No doubt others will be blogging today’s NY Times story, “For Today’s Graduate, Just One Word: Statistics .”

I probably shouldn’t be saying this on the eve of the ASA, but there are times when statistical, sociological thinking is, well, not wrong, but not quite appropriate. Several months ago, on This American Life, a man told of something that happened early in a romantic relationship.

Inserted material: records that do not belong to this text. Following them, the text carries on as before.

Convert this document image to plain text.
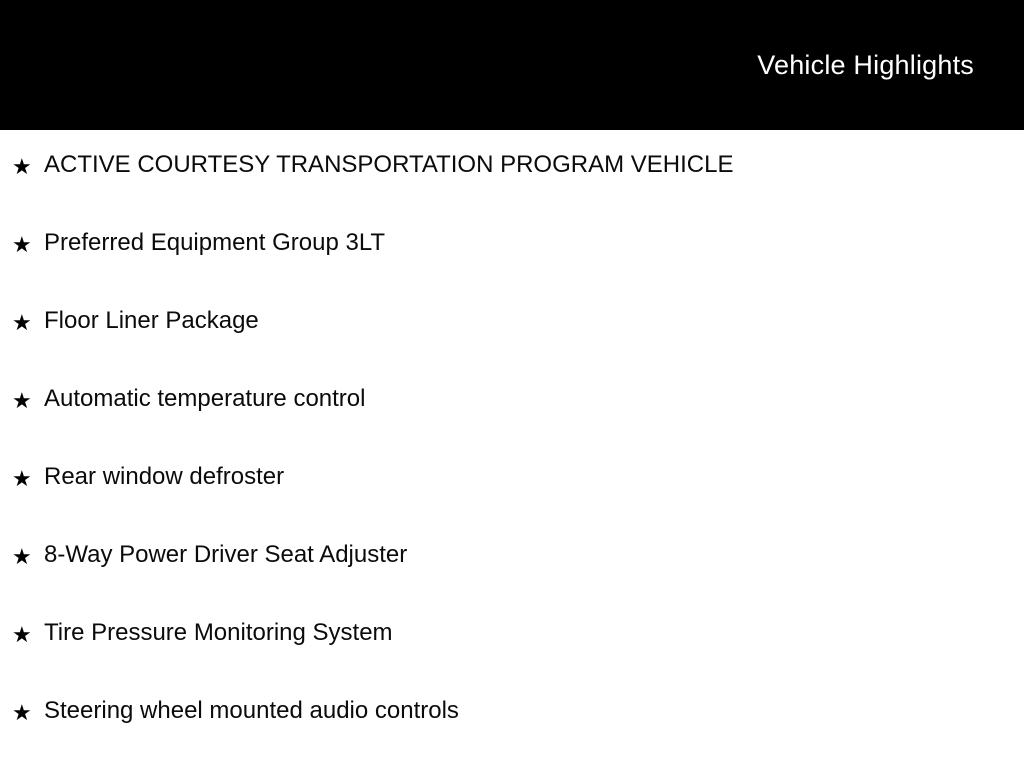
Vehicle Highlights
★ ACTIVE COURTESY TRANSPORTATION PROGRAM VEHICLE
★ Preferred Equipment Group 3LT
★ Floor Liner Package
★ Automatic temperature control
★ Rear window defroster
★ 8-Way Power Driver Seat Adjuster
★ Tire Pressure Monitoring System
★ Steering wheel mounted audio controls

I don’t remember anything about him, except that he was some sort of scientist, or at least he looked at the world in a scientific way.

He and his girlfriend, were talking about “how great it was that we were in love and that we’d found each other, it felt so ‘fated.’ And she asked, ‘Do you really think we were the only one for each other?’” He did some quick mental calculations and figured that out of the six billion people on the planet, the number of girls that he could have matched up so well with would have to be a fairly small number – a teeny tiny fraction of a percent.

“And I said, ‘I don’t know if you’re the only one for me, but I think that you have to be at least one in a hundred thousand.”*

It was their first big fight.

Or as Tim Minchin sings,
Your love is one in a million
You couldn’t buy it at any price
But of the 9 point 9 hundred thousand other loves,
Statistically some of them would be equally nice.

It's just mathematically unlikely
that at a university in Perth
I happened to stumble on
the one girl on earth
specifically designed for me

It’s from his song “If I Didn’t Have You,” which Kieran posted a couple of months ago. In case you missed it then, here it is.

* For the record, 100,000 out of six billion is 17 one-thousandths of a percent.
Even adjusted for sex and age, it will be a small fraction of a percent.


mike3550 said...

I remember that episode and thinking, "That's really cute. And totally wrong." I felt a little bit of sympathy for both participants in the argument.

Elizabeth said...

I'm so on his side. The romance isn't in finding the one person -- it's in what you make of the one you find. IMHO.